Aycı’nın aynı açıklamasındaki şu sözleri de atlamayalım. ”Fedakârlık yaparken bile, vefasını ortaya koyarken bile dimdik durabiliyorlar. Biz bu ülkede kıvıranları çok gördük. Ama bu sendika başkanım ve onun yönetim kurulu dimdik duruyorlar.” Ne güzel ! Kıvırmamak önemli tabii… Yani bugün söylediğin, dün söylediğine ters düşmeyecek.
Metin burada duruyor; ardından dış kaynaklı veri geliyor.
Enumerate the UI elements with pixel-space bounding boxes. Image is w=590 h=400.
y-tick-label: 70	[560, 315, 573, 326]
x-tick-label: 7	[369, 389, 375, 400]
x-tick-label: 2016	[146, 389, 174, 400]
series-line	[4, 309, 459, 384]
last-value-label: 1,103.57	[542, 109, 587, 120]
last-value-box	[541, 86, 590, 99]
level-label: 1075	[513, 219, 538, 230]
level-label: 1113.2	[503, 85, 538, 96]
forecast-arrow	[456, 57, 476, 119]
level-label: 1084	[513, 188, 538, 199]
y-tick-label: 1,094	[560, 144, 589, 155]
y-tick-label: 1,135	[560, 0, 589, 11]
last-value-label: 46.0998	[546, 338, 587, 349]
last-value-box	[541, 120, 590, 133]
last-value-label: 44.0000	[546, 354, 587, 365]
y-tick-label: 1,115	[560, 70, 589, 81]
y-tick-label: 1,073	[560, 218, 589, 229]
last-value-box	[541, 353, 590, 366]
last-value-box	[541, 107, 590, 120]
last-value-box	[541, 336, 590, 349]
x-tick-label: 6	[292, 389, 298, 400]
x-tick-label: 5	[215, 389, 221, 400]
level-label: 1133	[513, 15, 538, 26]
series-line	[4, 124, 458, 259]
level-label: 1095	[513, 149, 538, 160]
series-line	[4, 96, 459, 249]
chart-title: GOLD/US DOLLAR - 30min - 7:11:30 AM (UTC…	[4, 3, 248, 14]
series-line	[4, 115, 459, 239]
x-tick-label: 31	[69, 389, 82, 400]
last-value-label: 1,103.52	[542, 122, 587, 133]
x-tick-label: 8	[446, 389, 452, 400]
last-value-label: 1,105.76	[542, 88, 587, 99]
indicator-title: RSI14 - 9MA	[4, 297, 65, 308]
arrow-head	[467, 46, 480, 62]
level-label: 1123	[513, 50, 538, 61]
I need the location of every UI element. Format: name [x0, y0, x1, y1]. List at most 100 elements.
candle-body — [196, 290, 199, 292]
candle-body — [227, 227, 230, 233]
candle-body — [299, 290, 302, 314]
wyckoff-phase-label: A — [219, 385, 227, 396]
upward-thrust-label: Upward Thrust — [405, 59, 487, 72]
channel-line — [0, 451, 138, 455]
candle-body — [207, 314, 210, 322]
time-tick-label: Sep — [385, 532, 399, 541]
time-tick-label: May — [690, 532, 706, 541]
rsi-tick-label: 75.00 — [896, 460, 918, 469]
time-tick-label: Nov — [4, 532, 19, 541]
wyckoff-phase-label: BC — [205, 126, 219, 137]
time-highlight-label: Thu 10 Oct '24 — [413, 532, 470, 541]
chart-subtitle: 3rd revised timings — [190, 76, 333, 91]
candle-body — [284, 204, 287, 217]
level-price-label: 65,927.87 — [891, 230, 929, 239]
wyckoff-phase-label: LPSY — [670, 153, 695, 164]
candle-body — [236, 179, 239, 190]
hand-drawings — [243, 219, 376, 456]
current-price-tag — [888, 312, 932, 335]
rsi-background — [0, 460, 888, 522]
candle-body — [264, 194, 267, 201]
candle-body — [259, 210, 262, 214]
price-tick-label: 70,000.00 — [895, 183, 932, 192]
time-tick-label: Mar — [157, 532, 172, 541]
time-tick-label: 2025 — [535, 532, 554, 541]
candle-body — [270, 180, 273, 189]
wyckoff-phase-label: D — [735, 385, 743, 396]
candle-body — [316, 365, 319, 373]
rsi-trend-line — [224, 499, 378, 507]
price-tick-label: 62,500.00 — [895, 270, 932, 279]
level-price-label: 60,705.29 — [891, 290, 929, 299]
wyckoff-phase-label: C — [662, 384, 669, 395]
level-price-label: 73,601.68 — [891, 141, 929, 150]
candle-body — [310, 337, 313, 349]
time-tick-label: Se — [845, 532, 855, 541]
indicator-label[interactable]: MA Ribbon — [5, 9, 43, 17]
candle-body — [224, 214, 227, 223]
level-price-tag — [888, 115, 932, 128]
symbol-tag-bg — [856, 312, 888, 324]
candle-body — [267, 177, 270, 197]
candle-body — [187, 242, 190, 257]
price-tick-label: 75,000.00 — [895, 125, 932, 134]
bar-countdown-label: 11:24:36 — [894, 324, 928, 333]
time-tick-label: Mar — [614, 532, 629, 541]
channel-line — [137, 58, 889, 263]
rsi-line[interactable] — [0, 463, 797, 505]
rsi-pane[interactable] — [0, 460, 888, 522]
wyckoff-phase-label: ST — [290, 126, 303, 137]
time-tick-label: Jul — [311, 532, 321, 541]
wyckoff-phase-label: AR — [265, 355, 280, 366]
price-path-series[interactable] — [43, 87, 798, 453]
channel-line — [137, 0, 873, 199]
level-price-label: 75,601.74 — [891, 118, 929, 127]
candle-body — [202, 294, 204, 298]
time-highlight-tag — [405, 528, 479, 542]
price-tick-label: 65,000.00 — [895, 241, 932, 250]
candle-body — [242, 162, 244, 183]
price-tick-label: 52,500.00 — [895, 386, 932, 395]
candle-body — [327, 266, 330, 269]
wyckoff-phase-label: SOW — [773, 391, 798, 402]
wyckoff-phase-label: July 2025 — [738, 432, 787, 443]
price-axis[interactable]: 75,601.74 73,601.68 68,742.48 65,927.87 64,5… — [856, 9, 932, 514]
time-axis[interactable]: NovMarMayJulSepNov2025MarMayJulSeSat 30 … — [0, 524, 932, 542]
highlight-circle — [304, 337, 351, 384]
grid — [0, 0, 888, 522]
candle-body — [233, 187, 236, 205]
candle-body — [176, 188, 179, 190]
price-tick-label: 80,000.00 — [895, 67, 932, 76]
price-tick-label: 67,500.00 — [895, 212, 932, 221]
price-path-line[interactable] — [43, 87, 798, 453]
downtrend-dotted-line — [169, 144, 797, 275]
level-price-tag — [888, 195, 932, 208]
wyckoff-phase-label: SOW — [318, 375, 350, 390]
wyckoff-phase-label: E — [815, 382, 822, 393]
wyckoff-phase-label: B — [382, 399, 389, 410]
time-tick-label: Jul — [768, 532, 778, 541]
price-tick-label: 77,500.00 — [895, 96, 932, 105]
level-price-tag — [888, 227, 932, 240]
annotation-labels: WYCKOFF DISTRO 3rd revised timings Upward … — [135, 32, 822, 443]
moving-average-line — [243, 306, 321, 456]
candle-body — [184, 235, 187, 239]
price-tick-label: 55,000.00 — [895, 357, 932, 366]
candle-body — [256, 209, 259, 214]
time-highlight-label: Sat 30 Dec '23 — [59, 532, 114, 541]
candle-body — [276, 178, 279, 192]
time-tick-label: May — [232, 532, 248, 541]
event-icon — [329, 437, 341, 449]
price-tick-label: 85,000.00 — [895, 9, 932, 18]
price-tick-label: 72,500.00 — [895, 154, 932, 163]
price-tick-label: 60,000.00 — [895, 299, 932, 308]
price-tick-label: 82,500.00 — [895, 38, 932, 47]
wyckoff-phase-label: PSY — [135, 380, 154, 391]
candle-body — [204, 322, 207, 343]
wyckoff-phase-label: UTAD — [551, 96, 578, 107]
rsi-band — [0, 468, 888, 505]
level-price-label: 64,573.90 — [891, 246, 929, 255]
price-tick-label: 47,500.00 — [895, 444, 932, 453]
TOPÇU, ÇALIŞANLARLA NASIL BARIŞMIŞTI?

Şimdi burada bir nefeslenelim ve geçmişe bakalım. Prim muhabbeti ne zaman çıkmıştı? 2014’de… Bay Hamdi çalışanlarımızla barışacağız ayağı ile, 2013 Mayıs ayında Atılay Ayçin’in başlattığı greve katılmayan THY çalışanlarını ödüllendirmişti. Aslında grevi bitirerek TİS masasına oturan yeni Hava İş yönetimine de itibar kazandırmaktı amaç… Yetmemiş, 305 olarak bilinen 2012 Mayıs eylemi mağdurlarının bir bölümünü de (kıdemlerini sıfırlayarak) işe geri alarak yeni yönetimin başarı(!) hanesine bir çentik daha atmıştı. Kanunların hiçe sayıldığı bir süreçti. Kanuna göre bir işyerinde grev başlamışsa, grev anlaşma ile bittiğinde “greve katılmayanlar TİS kazanımlarından yararlanamazdı.” Ama ne gam… THY’nin başında bay Hamdi vardı. Greve katılan yaklaşık 500 kişiden bir kısmı işten atılırken greve katılmayan 13.500 kişi kanuna aykırı biçimde hem Toplu Sözleşmeden yararlandırılmış hem de üstüne de prim verilmişti ! Ne günlerdi, Uğur Cebeci’yi sollayarak bay Hamdi’nin gönlüne taht kuran gazeteci Hakan Çelik, yolcuları mağdur etmeyen ve greve destek vermeyen çalışanlara teşekkür etmişti…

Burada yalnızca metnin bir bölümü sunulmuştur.